Mizzou has now held all four of its opponents to 63 points or less on the season and Xavier needed overtime to get to that number. Nobody has scored more than 56 on the Tigers in regulation. It is the first time in 68 years Missouri has held four straight teams to 63 points or fewer.

“I feel like that’s due to our hard work,” Mark Smith said. “I feel like a lot of guys aren’t going to be surprised by that.”

Xavier Pinson keyed a 13-0 run that opened things up for the Tigers in the second half
Xavier Pinson keyed a 13-0 run that opened things up for the Tigers in the second half (Jessi Dodge)
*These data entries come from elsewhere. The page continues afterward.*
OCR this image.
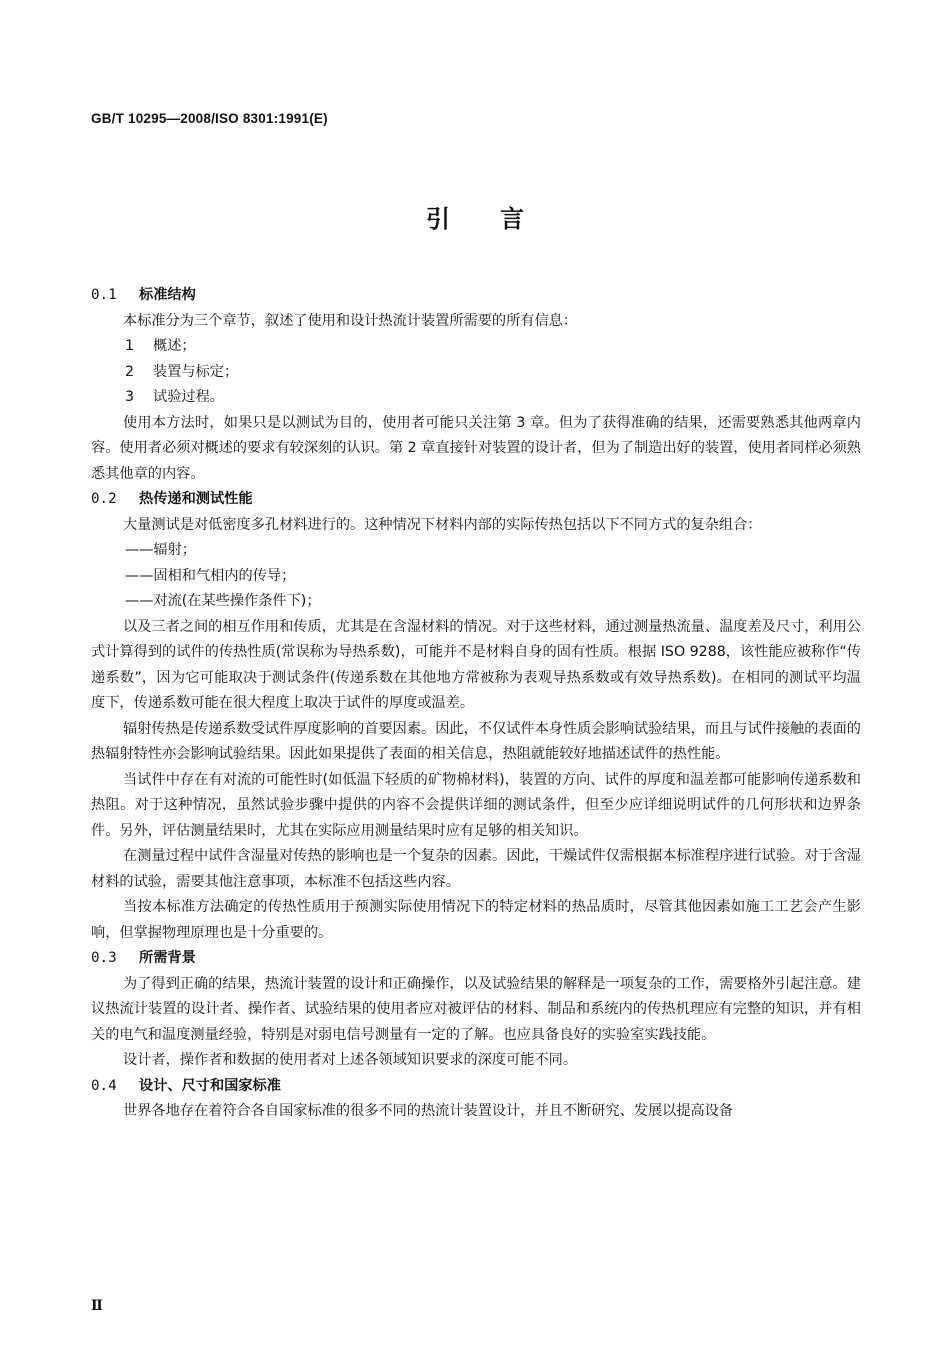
GB/T 10295—2008/ISO 8301:1991(E)
引言

0.1 标准结构

本标准分为三个章节，叙述了使用和设计热流计装置所需要的所有信息：

1 概述；

2 装置与标定；

3 试验过程。

使用本方法时，如果只是以测试为目的，使用者可能只关注第 3 章。但为了获得准确的结果，还需要熟悉其他两章内容。使用者必须对概述的要求有较深刻的认识。第 2 章直接针对装置的设计者，但为了制造出好的装置，使用者同样必须熟悉其他章的内容。

0.2 热传递和测试性能

大量测试是对低密度多孔材料进行的。这种情况下材料内部的实际传热包括以下不同方式的复杂组合：

——辐射；

——固相和气相内的传导；

——对流(在某些操作条件下)；

以及三者之间的相互作用和传质，尤其是在含湿材料的情况。对于这些材料，通过测量热流量、温度差及尺寸，利用公式计算得到的试件的传热性质(常误称为导热系数)，可能并不是材料自身的固有性质。根据 ISO 9288，该性能应被称作“传递系数”，因为它可能取决于测试条件(传递系数在其他地方常被称为表观导热系数或有效导热系数)。在相同的测试平均温度下，传递系数可能在很大程度上取决于试件的厚度或温差。

辐射传热是传递系数受试件厚度影响的首要因素。因此，不仅试件本身性质会影响试验结果，而且与试件接触的表面的热辐射特性亦会影响试验结果。因此如果提供了表面的相关信息，热阻就能较好地描述试件的热性能。

当试件中存在有对流的可能性时(如低温下轻质的矿物棉材料)，装置的方向、试件的厚度和温差都可能影响传递系数和热阻。对于这种情况，虽然试验步骤中提供的内容不会提供详细的测试条件，但至少应详细说明试件的几何形状和边界条件。另外，评估测量结果时，尤其在实际应用测量结果时应有足够的相关知识。

在测量过程中试件含湿量对传热的影响也是一个复杂的因素。因此，干燥试件仅需根据本标准程序进行试验。对于含湿材料的试验，需要其他注意事项，本标准不包括这些内容。

当按本标准方法确定的传热性质用于预测实际使用情况下的特定材料的热品质时，尽管其他因素如施工工艺会产生影响，但掌握物理原理也是十分重要的。

0.3 所需背景

为了得到正确的结果，热流计装置的设计和正确操作，以及试验结果的解释是一项复杂的工作，需要格外引起注意。建议热流计装置的设计者、操作者、试验结果的使用者应对被评估的材料、制品和系统内的传热机理应有完整的知识，并有相关的电气和温度测量经验，特别是对弱电信号测量有一定的了解。也应具备良好的实验室实践技能。

设计者，操作者和数据的使用者对上述各领域知识要求的深度可能不同。

0.4 设计、尺寸和国家标准

世界各地存在着符合各自国家标准的很多不同的热流计装置设计，并且不断研究、发展以提高设备

Ⅱ
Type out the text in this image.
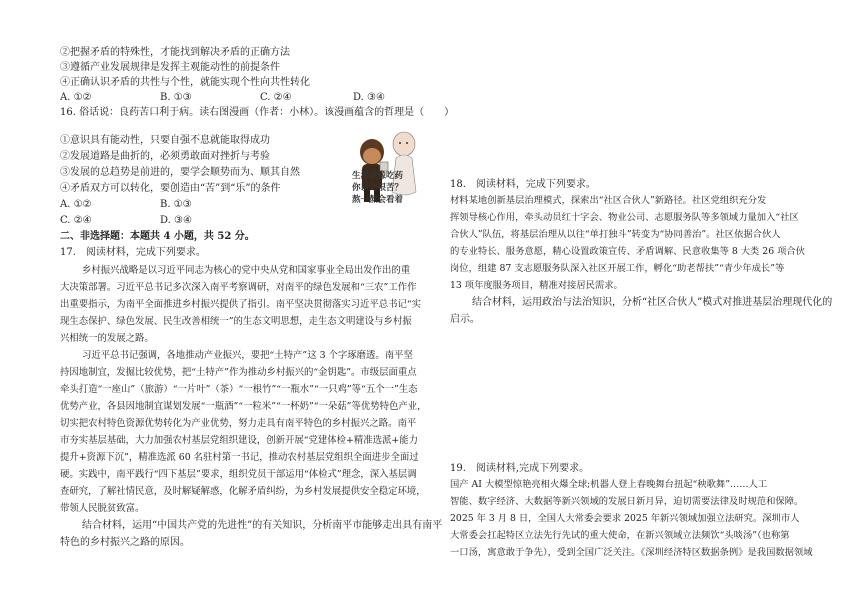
②把握矛盾的特殊性，才能找到解决矛盾的正确方法
③遵循产业发展规律是发挥主观能动性的前提条件
④正确认识矛盾的共性与个性，就能实现个性向共性转化
A. ①②	B. ①③	C. ②④	D. ③④
16. 俗话说：良药苦口利于病。读右图漫画（作者：小林）。该漫画蕴含的哲理是（　　）
①意识具有能动性，只要自强不息就能取得成功
②发展道路是曲折的，必须勇敢面对挫折与考验
③发展的总趋势是前进的，要学会顺势而为、顺其自然
④矛盾双方可以转化，要创造由“苦”到“乐”的条件
A. ①②	B. ①③
C. ②④	D. ③④
二、非选择题：本题共 4 小题，共 52 分。
17.　阅读材料，完成下列要求。
乡村振兴战略是以习近平同志为核心的党中央从党和国家事业全局出发作出的重
大决策部署。习近平总书记多次深入南平考察调研，对南平的绿色发展和“三农”工作作
出重要指示，为南平全面推进乡村振兴提供了指引。南平坚决贯彻落实习近平总书记“实
现生态保护、绿色发展、民生改善相统一”的生态文明思想，走生态文明建设与乡村振
兴相统一的发展之路。
习近平总书记强调，各地推动产业振兴，要把“土特产”这 3 个字琢磨透。南平坚
持因地制宜，发掘比较优势，把“土特产”作为推动乡村振兴的“金钥匙”。市级层面重点
牵头打造“一座山”（旅游）“一片叶”（茶）“一根竹”“一瓶水”“一只鸡”等“五个一”生态
优势产业，各县因地制宜谋划发展“一瓶酒”“一粒米”“一杯奶”“一朵菇”等优势特色产业，
切实把农村特色资源优势转化为产业优势，努力走具有南平特色的乡村振兴之路。南平
市夯实基层基础，大力加强农村基层党组织建设，创新开展“党建体检+精准选派+能力
提升+资源下沉”，精准选派 60 名驻村第一书记，推动农村基层党组织全面进步全面过
硬。实践中，南平践行“四下基层”要求，组织党员干部运用“体检式”理念，深入基层调
查研究，了解社情民意，及时解疑解惑，化解矛盾纠纷，为乡村发展提供安全稳定环境，
带领人民脱贫致富。
结合材料，运用“中国共产党的先进性”的有关知识，分析南平市能够走出具有南平
特色的乡村振兴之路的原因。
生活就像吃药
你以为很苦？
熬一熬会看着
18.　阅读材料，完成下列要求。
材料某地创新基层治理模式，探索出“社区合伙人”新路径。社区党组织充分发
挥领导核心作用，牵头动员红十字会、物业公司、志愿服务队等多领域力量加入“社区
合伙人”队伍，将基层治理从以往“单打独斗”转变为“协同善治”。社区依据合伙人
的专业特长、服务意愿，精心设置政策宣传、矛盾调解、民意收集等 8 大类 26 项合伙
岗位，组建 87 支志愿服务队深入社区开展工作，孵化“助老帮扶”“青少年成长”等
13 项年度服务项目，精准对接居民需求。
结合材料，运用政治与法治知识，分析“社区合伙人”模式对推进基层治理现代化的
启示。
19.　阅读材料,完成下列要求。
国产 AI 大模型惊艳亮相火爆全球;机器人登上春晚舞台扭起“秧歌舞”……人工
智能、数字经济、大数据等新兴领域的发展日新月异，迫切需要法律及时规范和保障。
2025 年 3 月 8 日，全国人大常委会要求 2025 年新兴领域加强立法研究。深圳市人
大常委会扛起特区立法先行先试的重大使命，在新兴领域立法频饮“头啖汤”（也称第
一口汤，寓意敢于争先），受到全国广泛关注。《深圳经济特区数据条例》是我国数据领域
While the defense was a roster-wide effort, the offensive spark plug for Missouri’s run was point guard Xavier Pinson. The Tigers’ most improved player early in the season, the sophomore broke the 45-45 tie with a shimmy and a jumper just inside the free throw line. A minute later, he found Mark Smith for an open three-pointer. Twenty-four seconds after that, Pinson got a steal near the three-point line and broke free for an open dunk that put the Tigers up 52-45 and forced a Wofford timeout. For the game, Pinson finished with ten points and four assists in 31 minutes.

“When he has the ball in his hands, a lot of good things happen,” Mark Smith said. “He’s just learned so much about the game, what he can and can’t do. He’s actually out there being a leader on the floor too. X’s game has really evolved a lot.”

The Tigers’ inside presence came—as it will on almost every night—from Jeremiah Tilmon. The Tiger center scored 16 points on 6-7 shooting with an array of post moves and rim-rattling dunks.

But Tilmon’s inside game wasn’t what anyone wanted to talk about. On Missouri’s third possession of the night, the 6-10 Tilmon found himself alone at the top of the key. For two years, Martin has insisted Tilmon is capable of making three-pointers and has the green light to shoot them. He never had until Monday. His first career attempt found the bottom of the net.

“I hear it so much from y’all, my teammates, they’re always making fun of me, they say I’ve got opportunities in a game, but I’ll pump fake and pass it and stuff like that,” Tilmon said. “But today, I don’t know, I was like, I’m shooting this. I didn’t think about it.”

“I was waiting to see the fans’ reaction,” Pinson said. “We work on it. I know he’s eventually going to show everybody he can shoot. He can shoot. I don’t know why people don’t think that.”

“I’m not never gonna take no bad threes,” Tilmon said. “I might take a different bad shot but I’m not gonna take no bad threes.”

But all the offensive output took a back seat to the thing that Martin has built his reputation on over a dozen years as a head coach. What won this game for Missouri is what the coach hopes will win many more: Defense. Wofford didn’t make a field goal for the final 14:35 of the game.

“For real?” Tilmon said. “We do so many defensive drills, it’s just coming second nature in a game. I didn’t even realize we had did that. But that’s good.”

“That’s impressive,” Martin said. “I always tell our guys I need to do a better job acknowledging when they’re doing great things.”

They did plenty of them on Monday night to get their third win of the season. The Tigers are back in action Wednesday against Morehead State.